Can I also say this?

  1. The child on whose foot you stepped is fine.

I know that we can place prepositions before whom and which, but is the second sentence acceptable too?

1 Answer 1


Yes, you can say that. It doesn't matter which question word you are using. Here are a couple of examples from COCA:

She wanted a guy on whose shoulder she would do the crying.

Today, we are the legatees of all the giants on whose shoulders we stand.

As CGEL seems to suggest (see below), if a preposition isn't a part of a phrasal verb (a fixed combination of a verb and a preposition, such as tell on), it can be either moved to the front of the clause or left at the end. The first phenomenon is called pied-piping; the second, preposition stranding. Both are well explained here and here. Generally, it is more natural to leave the preposition at the end, especially in informal speech.

However, if a preposition is a part of a phrasal verb, whether it can be moved to the front depends on the verb. Here is what The Cambridge Grammar of the English Language says about it (Chapter 4, 6.1.1):

i  the city to which I flew   [relative]
ii To which city did you fly? [open interrogative]

There are alternants with a stranded preposition (the city which I flew to, etc.).

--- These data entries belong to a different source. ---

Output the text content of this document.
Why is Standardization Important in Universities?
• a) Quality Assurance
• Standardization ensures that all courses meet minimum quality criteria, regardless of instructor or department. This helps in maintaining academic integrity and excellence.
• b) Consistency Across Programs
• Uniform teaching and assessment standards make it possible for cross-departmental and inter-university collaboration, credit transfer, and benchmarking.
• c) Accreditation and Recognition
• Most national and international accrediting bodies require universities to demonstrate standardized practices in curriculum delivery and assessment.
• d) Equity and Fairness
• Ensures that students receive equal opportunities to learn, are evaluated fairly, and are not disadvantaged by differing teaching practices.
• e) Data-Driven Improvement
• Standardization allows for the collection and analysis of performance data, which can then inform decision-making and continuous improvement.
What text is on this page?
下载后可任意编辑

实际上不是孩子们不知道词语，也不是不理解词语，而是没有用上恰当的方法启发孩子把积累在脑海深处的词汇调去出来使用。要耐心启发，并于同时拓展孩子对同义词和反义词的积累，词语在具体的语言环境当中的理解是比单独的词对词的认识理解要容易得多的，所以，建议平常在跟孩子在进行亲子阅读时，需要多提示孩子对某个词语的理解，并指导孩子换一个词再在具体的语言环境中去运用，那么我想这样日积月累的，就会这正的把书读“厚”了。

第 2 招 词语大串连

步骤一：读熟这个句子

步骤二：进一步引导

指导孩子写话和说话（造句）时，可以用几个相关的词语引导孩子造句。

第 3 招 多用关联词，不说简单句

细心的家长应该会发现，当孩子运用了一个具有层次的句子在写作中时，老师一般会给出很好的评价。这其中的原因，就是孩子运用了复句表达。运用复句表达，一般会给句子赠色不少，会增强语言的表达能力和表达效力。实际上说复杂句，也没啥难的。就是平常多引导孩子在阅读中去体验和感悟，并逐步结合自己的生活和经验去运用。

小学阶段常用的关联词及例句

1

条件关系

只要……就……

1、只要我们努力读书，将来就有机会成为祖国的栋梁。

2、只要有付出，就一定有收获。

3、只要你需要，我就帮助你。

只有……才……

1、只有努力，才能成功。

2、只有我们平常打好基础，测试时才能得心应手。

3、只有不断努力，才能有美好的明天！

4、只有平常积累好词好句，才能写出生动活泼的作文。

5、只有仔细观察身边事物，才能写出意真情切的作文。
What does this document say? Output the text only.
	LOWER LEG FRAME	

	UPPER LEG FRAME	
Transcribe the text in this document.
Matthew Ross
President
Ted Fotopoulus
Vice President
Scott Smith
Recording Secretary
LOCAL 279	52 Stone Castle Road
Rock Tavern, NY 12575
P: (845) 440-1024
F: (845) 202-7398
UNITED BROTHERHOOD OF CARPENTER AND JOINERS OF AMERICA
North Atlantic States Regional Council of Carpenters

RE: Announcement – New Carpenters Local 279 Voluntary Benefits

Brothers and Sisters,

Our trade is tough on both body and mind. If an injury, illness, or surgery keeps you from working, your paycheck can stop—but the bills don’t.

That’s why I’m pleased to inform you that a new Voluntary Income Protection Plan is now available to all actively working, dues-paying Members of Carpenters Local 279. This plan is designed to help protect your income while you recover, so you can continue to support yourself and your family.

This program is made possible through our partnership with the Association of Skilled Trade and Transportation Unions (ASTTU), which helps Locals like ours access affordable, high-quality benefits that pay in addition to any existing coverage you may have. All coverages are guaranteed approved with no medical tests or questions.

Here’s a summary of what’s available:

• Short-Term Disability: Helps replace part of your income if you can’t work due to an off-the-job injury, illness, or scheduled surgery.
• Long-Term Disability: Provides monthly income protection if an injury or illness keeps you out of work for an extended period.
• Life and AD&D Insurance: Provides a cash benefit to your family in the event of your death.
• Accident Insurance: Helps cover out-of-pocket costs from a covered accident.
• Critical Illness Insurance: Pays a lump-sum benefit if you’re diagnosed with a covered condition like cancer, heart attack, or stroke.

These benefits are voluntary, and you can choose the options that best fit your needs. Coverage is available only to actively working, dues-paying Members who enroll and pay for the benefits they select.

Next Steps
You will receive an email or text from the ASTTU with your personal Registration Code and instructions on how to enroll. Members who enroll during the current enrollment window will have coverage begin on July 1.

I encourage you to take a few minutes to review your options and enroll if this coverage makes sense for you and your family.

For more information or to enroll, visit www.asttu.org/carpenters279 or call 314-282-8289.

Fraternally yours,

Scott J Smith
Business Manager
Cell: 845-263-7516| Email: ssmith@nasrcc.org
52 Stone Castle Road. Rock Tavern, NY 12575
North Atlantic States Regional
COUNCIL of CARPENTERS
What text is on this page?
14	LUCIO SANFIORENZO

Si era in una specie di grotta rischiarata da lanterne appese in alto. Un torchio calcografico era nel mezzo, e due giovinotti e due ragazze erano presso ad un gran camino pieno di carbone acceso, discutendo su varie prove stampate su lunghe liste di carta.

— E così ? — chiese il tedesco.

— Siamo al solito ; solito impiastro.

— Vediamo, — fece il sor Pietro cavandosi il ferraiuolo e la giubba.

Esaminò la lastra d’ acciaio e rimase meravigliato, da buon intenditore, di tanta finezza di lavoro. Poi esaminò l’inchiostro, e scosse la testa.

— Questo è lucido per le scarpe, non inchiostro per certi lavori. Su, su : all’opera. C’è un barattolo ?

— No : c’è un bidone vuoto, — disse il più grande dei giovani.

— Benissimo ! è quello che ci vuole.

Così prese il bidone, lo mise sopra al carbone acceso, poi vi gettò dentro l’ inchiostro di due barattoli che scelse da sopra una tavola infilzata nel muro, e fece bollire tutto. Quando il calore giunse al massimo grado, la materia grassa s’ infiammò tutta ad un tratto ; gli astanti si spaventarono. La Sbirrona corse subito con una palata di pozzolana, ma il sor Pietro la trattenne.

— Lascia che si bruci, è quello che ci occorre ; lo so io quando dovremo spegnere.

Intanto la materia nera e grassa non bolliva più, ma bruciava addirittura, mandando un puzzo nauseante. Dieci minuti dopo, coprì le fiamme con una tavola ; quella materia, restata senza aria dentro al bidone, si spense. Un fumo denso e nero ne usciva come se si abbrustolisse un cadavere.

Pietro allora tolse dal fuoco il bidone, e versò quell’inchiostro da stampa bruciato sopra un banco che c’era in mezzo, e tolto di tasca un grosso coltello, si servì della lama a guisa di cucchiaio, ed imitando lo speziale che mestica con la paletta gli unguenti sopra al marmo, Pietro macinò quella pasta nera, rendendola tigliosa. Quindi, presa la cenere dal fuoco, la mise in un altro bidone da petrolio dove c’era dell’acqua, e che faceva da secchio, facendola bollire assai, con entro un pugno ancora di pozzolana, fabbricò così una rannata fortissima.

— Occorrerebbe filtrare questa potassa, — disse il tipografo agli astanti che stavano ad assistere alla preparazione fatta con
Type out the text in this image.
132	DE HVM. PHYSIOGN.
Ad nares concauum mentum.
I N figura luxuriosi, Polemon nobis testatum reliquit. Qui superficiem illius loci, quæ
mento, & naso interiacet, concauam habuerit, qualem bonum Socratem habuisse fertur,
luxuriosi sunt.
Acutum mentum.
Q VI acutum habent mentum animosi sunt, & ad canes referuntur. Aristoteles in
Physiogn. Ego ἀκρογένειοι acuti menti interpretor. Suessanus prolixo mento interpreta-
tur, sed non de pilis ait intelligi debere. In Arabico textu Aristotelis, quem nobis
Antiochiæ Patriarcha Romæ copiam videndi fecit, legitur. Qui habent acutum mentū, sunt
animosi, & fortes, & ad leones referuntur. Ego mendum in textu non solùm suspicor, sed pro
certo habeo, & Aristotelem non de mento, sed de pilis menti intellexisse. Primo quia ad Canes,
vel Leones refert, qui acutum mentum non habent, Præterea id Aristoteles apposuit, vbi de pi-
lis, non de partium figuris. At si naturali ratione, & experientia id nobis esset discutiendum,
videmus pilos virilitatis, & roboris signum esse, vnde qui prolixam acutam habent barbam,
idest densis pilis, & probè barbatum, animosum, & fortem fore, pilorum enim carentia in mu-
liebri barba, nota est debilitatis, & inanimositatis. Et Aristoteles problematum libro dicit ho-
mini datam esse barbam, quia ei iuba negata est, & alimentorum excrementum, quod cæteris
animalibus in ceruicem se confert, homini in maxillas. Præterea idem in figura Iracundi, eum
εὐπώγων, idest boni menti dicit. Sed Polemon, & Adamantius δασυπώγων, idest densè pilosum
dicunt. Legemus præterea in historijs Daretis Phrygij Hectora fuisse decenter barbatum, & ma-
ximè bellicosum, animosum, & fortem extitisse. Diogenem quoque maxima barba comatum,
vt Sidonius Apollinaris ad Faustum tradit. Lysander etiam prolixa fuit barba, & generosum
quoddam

Fly to isn't a phrasal verb: you can just as well fly through or fly into something.

Consider now the behaviour of specified prepositions in these constructions, the mobile to selected by refer and the fixed across selected by come:

i   a. the book to which I referred    b. *the letters across which I came
ii  a. To which book did you refer?    b. *Across which letters did you come?

Across cannot be moved to the left of come, so only the versions with stranded prepositions are admissible: the letters which I came across; Which letters did you come across?.

Both refer to and come across are phrasal verbs. The to in refer to is mobile whereas the across in come across is fixed.

This also applies to cases where a phrasal verb has a direct object (me in the examples below):

[12]      MOBILE PREPOSITION                        FIXED PREPOSITION
i   a. He referred me to a specialist.        b. He got me through the biology test.
ii  a. the specialist to whom he referred me  b. *the test through which he got me
iii a. To whom did he refer you?              b. *Through which test did he get you?

The [b] examples contain the transitive idiom get through, “help pass”, and here the specified preposition through cannot be moved.